Entering edit mode
21 months ago
JACKY
▴
160
I have counts data (processed already) and I want to get the lengths of the genes from Biomart, in order to normalize the data to TPM.
I've done this already many times in the past, and now I have new data, with 50K genes.
This is the code, and it worked fine before:
ensembl = useEnsembl(biomart="ensembl", dataset="hsapiens_gene_ensembl")
genelength = getBM(attributes=c('ensembl_gene_id','ensembl_transcript_id', 'transcript_length','cds_length'), filters = 'ensembl_gene_id', values = rownames(counts), mart = ensembl, useCache = FALSE)
gene_canonical_transcript = getBM(attributes=c('ensembl_gene_id','ensembl_transcript_id','transcript_is_canonical'), filters = 'ensembl_gene_id', values = rownames(counts), mart = ensembl, useCache = FALSE)

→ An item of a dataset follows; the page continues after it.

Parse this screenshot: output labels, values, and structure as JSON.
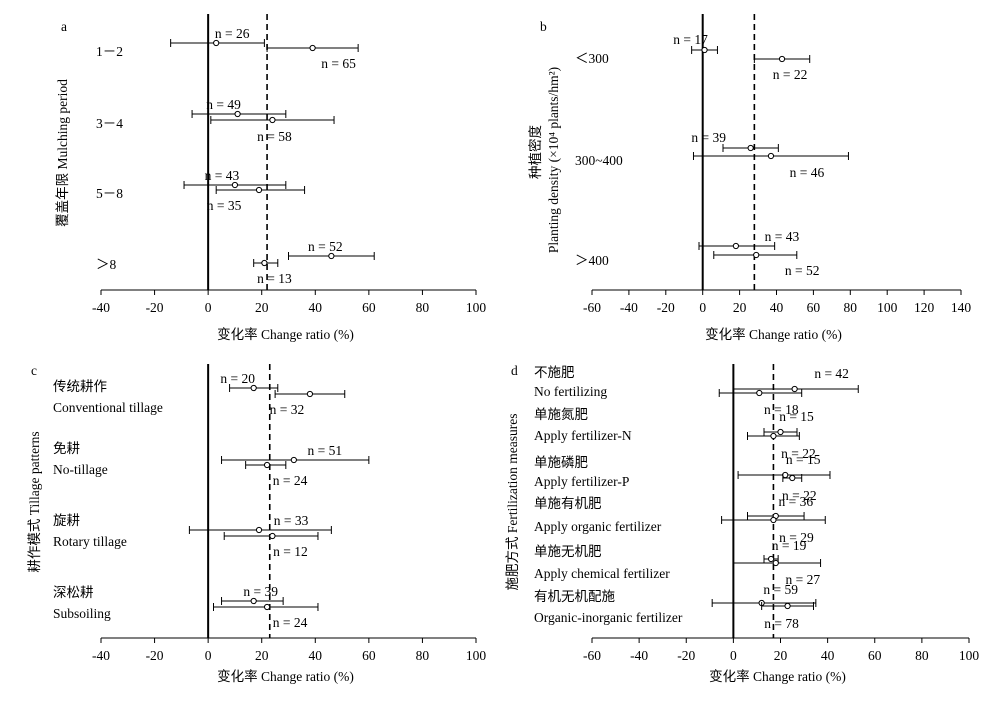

gene_canonical_transcript_subset = gene_canonical_transcript[!is.na(gene_canonical_transcript$transcript_is_canonical),]
genelength = merge(gene_canonical_transcript_subset, genelength, by = c("ensembl_gene_id", "ensembl_transcript_id"))
return(genelength)
Now I'm getting this error:
Error in curl::curl_fetch_memory(url, handle = handle) :
timeout was reached: [uswest.ensembl.org:443] connection timed out after 10000 milliseconds
What is the problem? I know the the server doesn't always work because it's used all the time, but this is a new kind of error I've never had something like this before.
And are there any alternatives? Another package maybe?
Thank you
Public resources always have limits on queries per unit time to keep the service available for all. You may be simply spamming the server with too many queries in a short time and are receiving a timeout. Consider adding a pause between sets of queries.